A Long Island couple has been fighting a personal battle for over a decade after their son was diagnosed with a rare, incurable autoimmune disease known as APS Type 1.
Eleven years ago David and Sherri Seyfert watched in horror as their 6-year-old son had a seizure. When they brought young Matthew to the hospital, the doctors diagnosed him with Autoimmune Polyglandular Syndrome Type 1, or APS Type 1.
“APS is an autoimmune condition which is a problem of self-tolerance. Your body just doesn’t recognize that you are not a virus, a bacteria, or a fungus.”
So the body starts to “reject” itself.
This rare autoimmune disease causes fungal infections and Addison's disease. It also doesn’t allow the body to metabolize calcium. Early signs are rashes, de-enamelization of the teeth and seizures.

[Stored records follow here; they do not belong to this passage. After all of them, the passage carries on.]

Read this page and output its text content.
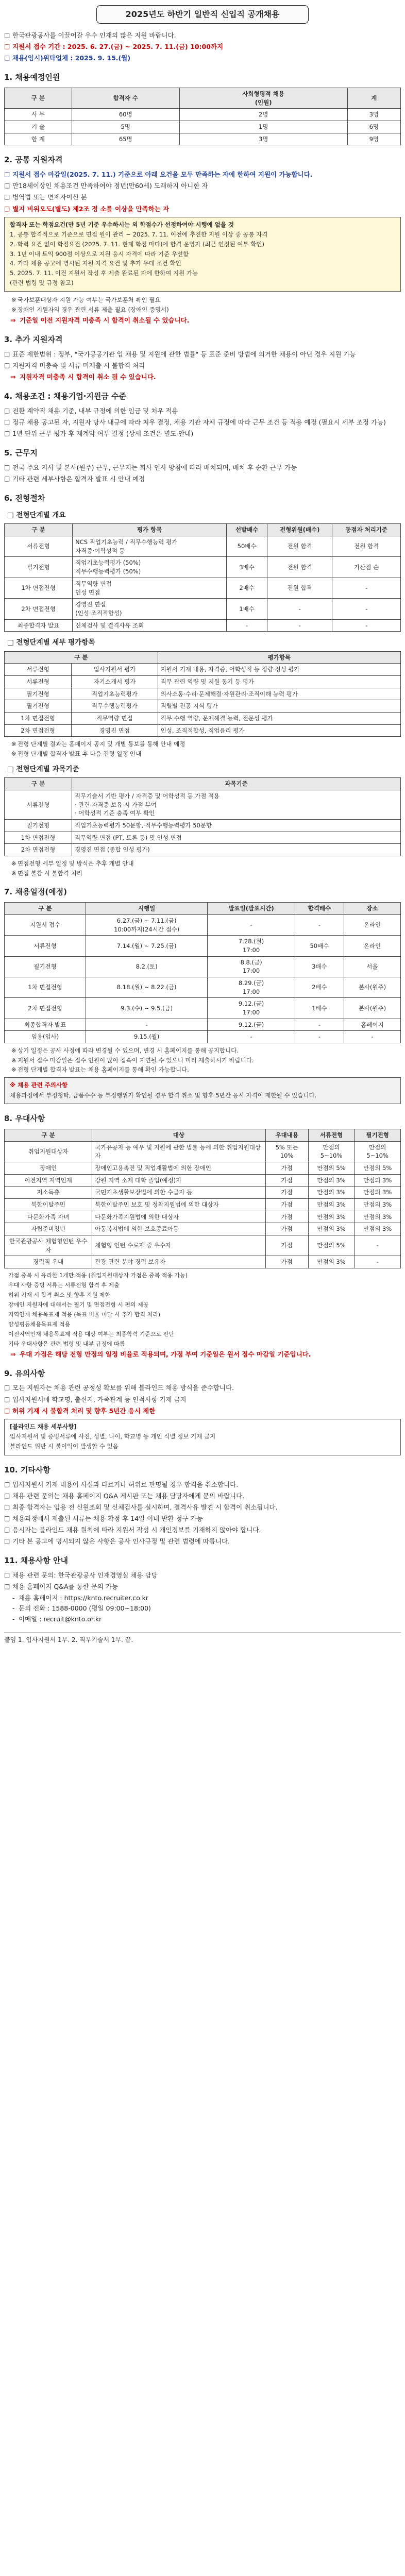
2025년도 하반기 일반직 신입직 공개채용
□ 한국관광공사를 이끌어갈 우수 인재의 많은 지원 바랍니다.
□ 지원서 접수 기간 : 2025. 6. 27.(금) ~ 2025. 7. 11.(금) 10:00까지
□ 채용(임시)위탁업체 : 2025. 9. 15.(월)
1. 채용예정인원
구 분	합격자 수	사회형평적 채용
(인원)	계
사 무	60명	2명	3명
기 술	5명	1명	6명
합 계	65명	3명	9명
2. 공통 지원자격
□ 지원서 접수 마감일(2025. 7. 11.) 기준으로 아래 요건을 모두 만족하는 자에 한하여 지원이 가능합니다.
□ 만18세이상인 채용조건 만족하여야 정년(만60세) 도래하지 아니한 자
□ 병역법 또는 면제자이신 분
□ 별지 비위오도(별도) 제2조 정 소를 이상을 만족하는 자
합격자 또는 학점요건(만 5년 기준 우수하시는 외 학점수가 선정하여야 시행에 없을 것

1. 공통 합격적으로 기준으로 면접 원이 관리 ~ 2025. 7. 11. 이전에 추진한 지원 이상 중 공통 자격

2. 학력 요건 없이 학점요건 (2025. 7. 11. 현재 학점 마다)에 합격 운영자 (최근 인정된 여부 확인)

3. 1년 이내 토익 900점 이상으로 지원 응시 자격에 따라 기준 우선함

4. 기타 채용 공고에 명시된 지원 자격 요건 및 추가 우대 조건 확인

5. 2025. 7. 11. 이전 지원서 작성 후 제출 완료된 자에 한하여 지원 가능

(관련 법령 및 규정 참고)

※ 국가보훈대상자 지원 가능 여부는 국가보훈처 확인 필요
※ 장애인 지원자의 경우 관련 서류 제출 필요 (장애인 증명서)
⇒ 기준일 이전 지원자격 미충족 시 합격이 취소될 수 있습니다.
3. 추가 지원자격
□ 표준 제한범위 : 정부, "국가공공기관 입 채용 및 지원에 관한 법률" 등 표준 준비 방법에 의거한 채용이 아닌 경우 지원 가능
□ 지원자격 미충족 및 서류 미제출 시 불합격 처리
⇒ 지원자격 미충족 시 합격이 취소 될 수 있습니다.
4. 채용조건 : 채용기업·지원금 수준
□ 전환 계약직 채용 기준, 내부 규정에 의한 임금 및 처우 적용
□ 정규 채용 공고된 자, 지원자 당사 내규에 따라 처우 결정, 채용 기관 자체 규정에 따라 근무 조건 등 적용 예정 (필요시 세부 조정 가능)
□ 1년 단위 근무 평가 후 재계약 여부 결정 (상세 조건은 별도 안내)
5. 근무지
□ 전국 주요 지사 및 본사(원주) 근무, 근무지는 회사 인사 방침에 따라 배치되며, 배치 후 순환 근무 가능
□ 기타 관련 세부사항은 합격자 발표 시 안내 예정
6. 전형절차
□ 전형단계별 개요
구 분	평가 항목	선발배수	전형위원(배수)	동점자 처리기준
서류전형	NCS 직업기초능력 / 직무수행능력 평가
자격증·어학성적 등	50배수	전원 합격	전원 합격
필기전형	직업기초능력평가 (50%)
직무수행능력평가 (50%)	3배수	전원 합격	가산점 순
1차 면접전형	직무역량 면접
인성 면접	2배수	전원 합격	-
2차 면접전형	경영진 면접
(인성·조직적합성)	1배수	-	-
최종합격자 발표	신체검사 및 결격사유 조회	-	-	-
□ 전형단계별 세부 평가항목
구 분		평가항목
서류전형	입사지원서 평가	지원서 기재 내용, 자격증, 어학성적 등 정량·정성 평가
서류전형	자기소개서 평가	직무 관련 역량 및 지원 동기 등 평가
필기전형	직업기초능력평가	의사소통·수리·문제해결·자원관리·조직이해 능력 평가
필기전형	직무수행능력평가	직렬별 전공 지식 평가
1차 면접전형	직무역량 면접	직무 수행 역량, 문제해결 능력, 전문성 평가
2차 면접전형	경영진 면접	인성, 조직적합성, 직업윤리 평가
※ 전형 단계별 결과는 홈페이지 공지 및 개별 통보를 통해 안내 예정
※ 전형 단계별 합격자 발표 후 다음 전형 일정 안내
□ 전형단계별 과목기준
구 분	과목기준
서류전형	직무기술서 기반 평가 / 자격증 및 어학성적 등 가점 적용
· 관련 자격증 보유 시 가점 부여
· 어학성적 기준 충족 여부 확인
필기전형	직업기초능력평가 50문항, 직무수행능력평가 50문항
1차 면접전형	직무역량 면접 (PT, 토론 등) 및 인성 면접
2차 면접전형	경영진 면접 (종합 인성 평가)
※ 면접전형 세부 일정 및 방식은 추후 개별 안내
※ 면접 불참 시 불합격 처리
7. 채용일정(예정)
구 분	시행일	발표일(발표시간)	합격배수	장소
지원서 접수	6.27.(금) ~ 7.11.(금)
10:00까지(24시간 접수)	-	-	온라인
서류전형	7.14.(월) ~ 7.25.(금)	7.28.(월)
17:00	50배수	온라인
필기전형	8.2.(토)	8.8.(금)
17:00	3배수	서울
1차 면접전형	8.18.(월) ~ 8.22.(금)	8.29.(금)
17:00	2배수	본사(원주)
2차 면접전형	9.3.(수) ~ 9.5.(금)	9.12.(금)
17:00	1배수	본사(원주)
최종합격자 발표	-	9.12.(금)	-	홈페이지
임용(입사)	9.15.(월)	-	-	-
※ 상기 일정은 공사 사정에 따라 변경될 수 있으며, 변경 시 홈페이지를 통해 공지합니다.
※ 지원서 접수 마감일은 접수 인원이 많아 접속이 지연될 수 있으니 미리 제출하시기 바랍니다.
※ 전형 단계별 합격자 발표는 채용 홈페이지를 통해 확인 가능합니다.
※ 채용 관련 주의사항

채용과정에서 부정청탁, 금품수수 등 부정행위가 확인될 경우 합격 취소 및 향후 5년간 응시 자격이 제한될 수 있습니다.

8. 우대사항
구 분	대상	우대내용	서류전형	필기전형
취업지원대상자	국가유공자 등 예우 및 지원에 관한 법률 등에 의한 취업지원대상자	5% 또는 10%	만점의 5~10%	만점의 5~10%
장애인	장애인고용촉진 및 직업재활법에 의한 장애인	가점	만점의 5%	만점의 5%
이전지역 지역인재	강원 지역 소재 대학 졸업(예정)자	가점	만점의 3%	만점의 3%
저소득층	국민기초생활보장법에 의한 수급자 등	가점	만점의 3%	만점의 3%
북한이탈주민	북한이탈주민 보호 및 정착지원법에 의한 대상자	가점	만점의 3%	만점의 3%
다문화가족 자녀	다문화가족지원법에 의한 대상자	가점	만점의 3%	만점의 3%
자립준비청년	아동복지법에 의한 보호종료아동	가점	만점의 3%	만점의 3%
한국관광공사 체험형인턴 우수자	체험형 인턴 수료자 중 우수자	가점	만점의 5%	-
경력직 우대	관광 관련 분야 경력 보유자	가점	만점의 3%	-

가점 중복 시 유리한 1개만 적용 (취업지원대상자 가점은 중복 적용 가능)

우대 사항 증빙 서류는 서류전형 합격 후 제출

허위 기재 시 합격 취소 및 향후 지원 제한

장애인 지원자에 대해서는 필기 및 면접전형 시 편의 제공

지역인재 채용목표제 적용 (목표 비율 미달 시 추가 합격 처리)

양성평등채용목표제 적용

이전지역인재 채용목표제 적용 대상 여부는 최종학력 기준으로 판단

기타 우대사항은 관련 법령 및 내부 규정에 따름

⇒ 우대 가점은 해당 전형 만점의 일정 비율로 적용되며, 가점 부여 기준일은 원서 접수 마감일 기준입니다.
9. 유의사항
□ 모든 지원자는 채용 관련 공정성 확보를 위해 블라인드 채용 방식을 준수합니다.
□ 입사지원서에 학교명, 출신지, 가족관계 등 인적사항 기재 금지
□ 허위 기재 시 불합격 처리 및 향후 5년간 응시 제한
[블라인드 채용 세부사항]

입사지원서 및 증빙서류에 사진, 성별, 나이, 학교명 등 개인 식별 정보 기재 금지

블라인드 위반 시 불이익이 발생할 수 있음

10. 기타사항
□ 입사지원서 기재 내용이 사실과 다르거나 허위로 판명될 경우 합격을 취소합니다.
□ 채용 관련 문의는 채용 홈페이지 Q&A 게시판 또는 채용 담당자에게 문의 바랍니다.
□ 최종 합격자는 임용 전 신원조회 및 신체검사를 실시하며, 결격사유 발견 시 합격이 취소됩니다.
□ 채용과정에서 제출된 서류는 채용 확정 후 14일 이내 반환 청구 가능
□ 응시자는 블라인드 채용 원칙에 따라 지원서 작성 시 개인정보를 기재하지 않아야 합니다.
□ 기타 본 공고에 명시되지 않은 사항은 공사 인사규정 및 관련 법령에 따릅니다.
11. 채용사항 안내
□ 채용 관련 문의: 한국관광공사 인재경영실 채용 담당
□ 채용 홈페이지 Q&A를 통한 문의 가능
- 채용 홈페이지 : https://knto.recruiter.co.kr
- 문의 전화 : 1588-0000 (평일 09:00~18:00)
- 이메일 : recruit@knto.or.kr
붙임 1. 입사지원서 1부. 2. 직무기술서 1부. 끝.
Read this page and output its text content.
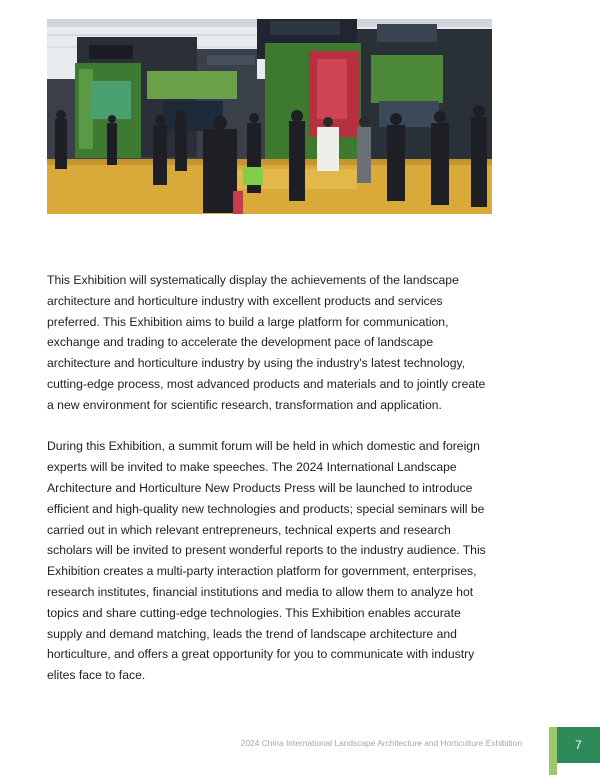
This Exhibition will systematically display the achievements of the landscape architecture and horticulture industry with excellent products and services preferred. This Exhibition aims to build a large platform for communication, exchange and trading to accelerate the development pace of landscape architecture and horticulture industry by using the industry's latest technology, cutting-edge process, most advanced products and materials and to jointly create a new environment for scientific research, transformation and application.

During this Exhibition, a summit forum will be held in which domestic and foreign experts will be invited to make speeches. The 2024 International Landscape Architecture and Horticulture New Products Press will be launched to introduce efficient and high-quality new technologies and products; special seminars will be carried out in which relevant entrepreneurs, technical experts and research scholars will be invited to present wonderful reports to the industry audience. This Exhibition creates a multi-party interaction platform for government, enterprises, research institutes, financial institutions and media to allow them to analyze hot topics and share cutting-edge technologies. This Exhibition enables accurate supply and demand matching, leads the trend of landscape architecture and horticulture, and offers a great opportunity for you to communicate with industry elites face to face.

2024 China International Landscape Architecture and Horticulture Exhibition	7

Often because of its many symptoms it takes a decade to diagnose. But Matthew got a break. He was correctly diagnosed within 48 hours. But that still doesn’t make it any easier.
“APS is a tough, tough hand to have been dealt, you know. Things just stop working on your child. You know, and you never know when, you never know what it’s going to be. And you know it’s this constant adjustment, you know, and if you focus on those kind of things, it’s tough to get out of bed.”
But instead, David and Sherri focused on finding a cure. They began connecting with experts worldwide and in 11 years, with the help of Todd and Heather Talarico whose daughter Gaby also has APS Type 1, they raised $500,000 for research grants.
The two families started a non-profit foundation that will sponsor its second international symposium that will run through Saturday at Stony Brook University. Sherri hopes this symposium will result in quicker diagnoses for all children so no one has to suffer on wrong medications and risk their internal organs being permanently damaged.
“We’d like for researchers, clinicians physicians to be able to recognize APS Type 1 when it first presents in young children rather than waiting the 10 years sometimes to possibly get diagnosed.”
At the symposium, researchers will develop best practices on ways to manage this disease.
Matthew is now 17 and just finished up his junior year of high school. However, he continues to deal with multiple hospitalizations. Regardless, he tries to live a normal life. He’s looking into colleges and he deals with new medications and symptoms as they become his new norm.